“Bare Mekoro”, our priest forever

The Vicariate of Tucupita in Venezuela remembers the first anniversary of the death of Father Josiah Kokal, a Consolata missionary.

The Warao are the second largest ethnic group in Venezuela (after the Wayú group), with an estimated population of about 40 thousand people, who live mainly in the Orinoco River Delta.

By Juan Pablo de los Ríos *

We, the Consolata Missionaries, arrived in this territory in 2006 to accompany the indigenous pastoral care of the Vicariate of Tucupita. We did so initially from Nabasanuka, where we started a mission together with the Consolata Missionary Sisters; then a second presence was opened in Tucupita, the capital of the Delta Amacuro State, not only to have a support point, but also to accompany the large number of Warao families who are leaving their territories to seek better living conditions in the city.

Father Josiah Okal: the “Bake Mekoro”

January 1, 2024 was a sad day for both the Warao community and the Consolata Missionaries, because it was the day of the unexpected and tragic death of Father Josiah Okal. They called him “Bake Mekoro” –“Black Father” in the Warao language–; he spent the 25 years of his priestly ministry in his “beloved” Venezuela, and much of this time among the Warao people. 
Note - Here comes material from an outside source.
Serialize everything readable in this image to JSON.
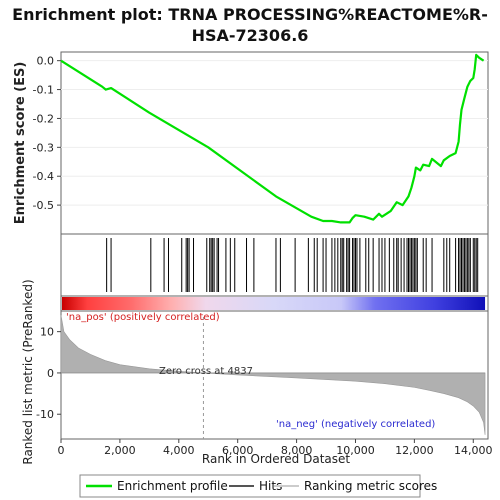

In addition to having received Venezuelan nationality, he was also a great scholar of the Warao language and culture and an expert in their habits and customs. Father Okal was in love with these people and left an indelible mark on the people and communities he accompanied during the many years of his missionary service in this country so far from his Kenya. 
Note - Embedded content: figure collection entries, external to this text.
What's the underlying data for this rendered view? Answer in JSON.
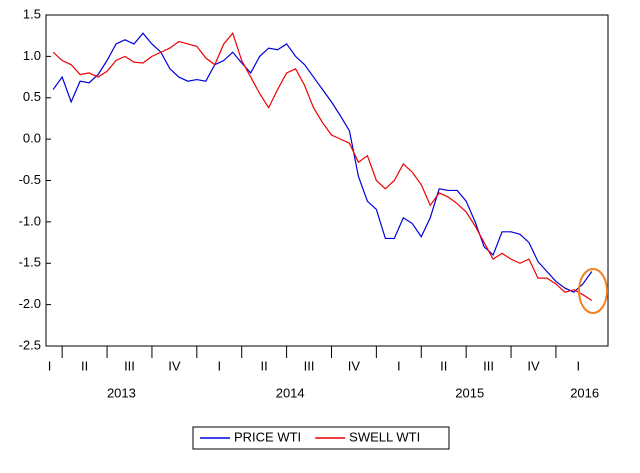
{
  "chart_data": {
    "type": "line",
    "x": [
      2013.2,
      2013.25,
      2013.3,
      2013.35,
      2013.4,
      2013.45,
      2013.5,
      2013.55,
      2013.6,
      2013.65,
      2013.7,
      2013.75,
      2013.8,
      2013.85,
      2013.9,
      2013.95,
      2014.0,
      2014.05,
      2014.1,
      2014.15,
      2014.2,
      2014.25,
      2014.3,
      2014.35,
      2014.4,
      2014.45,
      2014.5,
      2014.55,
      2014.6,
      2014.65,
      2014.7,
      2014.75,
      2014.8,
      2014.85,
      2014.9,
      2014.95,
      2015.0,
      2015.05,
      2015.1,
      2015.15,
      2015.2,
      2015.25,
      2015.3,
      2015.35,
      2015.4,
      2015.45,
      2015.5,
      2015.55,
      2015.6,
      2015.65,
      2015.7,
      2015.75,
      2015.8,
      2015.85,
      2015.9,
      2015.95,
      2016.0,
      2016.05,
      2016.1,
      2016.15,
      2016.2
    ],
    "series": [
      {
        "name": "PRICE WTI",
        "color": "#0000dd",
        "values": [
          0.6,
          0.75,
          0.45,
          0.7,
          0.68,
          0.78,
          0.95,
          1.15,
          1.2,
          1.15,
          1.28,
          1.15,
          1.05,
          0.85,
          0.75,
          0.7,
          0.72,
          0.7,
          0.9,
          0.95,
          1.05,
          0.92,
          0.8,
          1.0,
          1.1,
          1.08,
          1.15,
          1.0,
          0.9,
          0.75,
          0.6,
          0.45,
          0.28,
          0.1,
          -0.45,
          -0.75,
          -0.85,
          -1.2,
          -1.2,
          -0.95,
          -1.02,
          -1.18,
          -0.95,
          -0.6,
          -0.62,
          -0.62,
          -0.75,
          -1.0,
          -1.3,
          -1.4,
          -1.12,
          -1.12,
          -1.15,
          -1.25,
          -1.48,
          -1.6,
          -1.72,
          -1.8,
          -1.85,
          -1.75,
          -1.6
        ]
      },
      {
        "name": "SWELL WTI",
        "color": "#ee0000",
        "values": [
          1.05,
          0.95,
          0.9,
          0.78,
          0.8,
          0.75,
          0.82,
          0.95,
          1.0,
          0.93,
          0.92,
          1.0,
          1.05,
          1.1,
          1.18,
          1.15,
          1.12,
          0.98,
          0.9,
          1.15,
          1.28,
          0.95,
          0.75,
          0.55,
          0.38,
          0.6,
          0.8,
          0.85,
          0.65,
          0.38,
          0.2,
          0.05,
          0.0,
          -0.05,
          -0.28,
          -0.2,
          -0.5,
          -0.6,
          -0.5,
          -0.3,
          -0.4,
          -0.55,
          -0.8,
          -0.65,
          -0.7,
          -0.78,
          -0.88,
          -1.05,
          -1.25,
          -1.45,
          -1.38,
          -1.45,
          -1.5,
          -1.45,
          -1.68,
          -1.68,
          -1.75,
          -1.85,
          -1.82,
          -1.88,
          -1.95
        ]
      }
    ],
    "xlim": [
      2013.16,
      2016.29
    ],
    "xticks": [
      2013.25,
      2013.5,
      2013.75,
      2014.0,
      2014.25,
      2014.5,
      2014.75,
      2015.0,
      2015.25,
      2015.5,
      2015.75,
      2016.0
    ],
    "quarter_labels": [
      {
        "value": 2013.18,
        "label": "I"
      },
      {
        "value": 2013.375,
        "label": "II"
      },
      {
        "value": 2013.625,
        "label": "III"
      },
      {
        "value": 2013.875,
        "label": "IV"
      },
      {
        "value": 2014.125,
        "label": "I"
      },
      {
        "value": 2014.375,
        "label": "II"
      },
      {
        "value": 2014.625,
        "label": "III"
      },
      {
        "value": 2014.875,
        "label": "IV"
      },
      {
        "value": 2015.125,
        "label": "I"
      },
      {
        "value": 2015.375,
        "label": "II"
      },
      {
        "value": 2015.625,
        "label": "III"
      },
      {
        "value": 2015.875,
        "label": "IV"
      },
      {
        "value": 2016.125,
        "label": "I"
      }
    ],
    "year_labels": [
      {
        "value": 2013.58,
        "label": "2013"
      },
      {
        "value": 2014.52,
        "label": "2014"
      },
      {
        "value": 2015.52,
        "label": "2015"
      },
      {
        "value": 2016.16,
        "label": "2016"
      }
    ],
    "ylim": [
      -2.5,
      1.5
    ],
    "yticks": [
      1.5,
      {
        "value": 1.0,
        "label": "1.0"
      },
      0.5,
      {
        "value": 0.0,
        "label": "0.0"
      },
      -0.5,
      {
        "value": -1.0,
        "label": "-1.0"
      },
      -1.5,
      {
        "value": -2.0,
        "label": "-2.0"
      },
      -2.5
    ],
    "grid": false
  }
}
Warao community prays at the grave of Father Kokal

It is therefore not surprising that, in the commemoration of the first year of his departure, at the Eucharist presided by the Bishop of the Vicariate of Tucupita, Monsignor Ernesto Romero, many members of the different Warao communities were present to pay homage, with much gratitude, to the one who was a pastor, a dear friend, a counselor, a promoter of ancestral and traditional values, a tireless announcer of the Gospel of Jesus. 

“We must learn to love these people,” he constantly repeated to those who shared the work of the indigenous pastoral care of the Vicariate. He always told the Warao to “not always cry and complain about the difficulties,” but to raise their heads and fight for their rights. 
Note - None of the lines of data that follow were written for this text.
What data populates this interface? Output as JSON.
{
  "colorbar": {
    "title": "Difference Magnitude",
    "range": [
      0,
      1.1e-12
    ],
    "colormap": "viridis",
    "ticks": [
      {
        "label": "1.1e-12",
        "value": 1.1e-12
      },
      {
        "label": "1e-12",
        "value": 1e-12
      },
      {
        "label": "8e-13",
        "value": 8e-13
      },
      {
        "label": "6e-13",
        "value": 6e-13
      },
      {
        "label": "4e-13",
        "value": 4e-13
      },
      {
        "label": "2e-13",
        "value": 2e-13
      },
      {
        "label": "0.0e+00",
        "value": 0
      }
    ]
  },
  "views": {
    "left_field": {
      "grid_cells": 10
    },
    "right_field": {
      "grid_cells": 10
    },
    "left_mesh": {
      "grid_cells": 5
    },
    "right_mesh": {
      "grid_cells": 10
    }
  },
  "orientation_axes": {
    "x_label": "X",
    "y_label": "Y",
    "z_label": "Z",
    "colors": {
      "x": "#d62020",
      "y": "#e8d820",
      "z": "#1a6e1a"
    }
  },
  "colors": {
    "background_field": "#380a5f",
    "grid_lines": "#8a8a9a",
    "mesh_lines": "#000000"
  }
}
 Gratitude, supplication and discernment were the three words that the Bishop emphasized during the homily and that were echoed in some testimonies of people who were close to Father Okal and shared time with Him. 

Ernesto Romero, bishop of the Vicariate of Tucupita with a group of Consolata missionaries.

The Eucharistic celebration, accompanied by catechists and animators of the Warao communities, had some significant gestures such as the enthronement of the Word, songs in the native language and the traditional dance next to his tomb in one of the naves of the parish of San José in Tucupita. The dance accompanies the deceased in the beginning of the journey in search of his ancestors, but also makes him present when the community gathers and dances again in his honor. 

“Yi ka Bare are jese” you are our priest forever, they wrote on the commemorative poster, because, as one of them explained: “you have become one with us and you are buried in our land”. 

 This was the life of “Bare mekoro” Okal, a Consolata Missionary who taught that the mission ad gentes is also “ad vitam, ad extra, ad pauperes”. Even after a year he left us, he is still very present among the Warao, and he is their priest forever. 

* Juan Pablo de los Ríos, IMC, General Councilor for America.

Father Kokal’s tomb in Tucupita, Venezuela.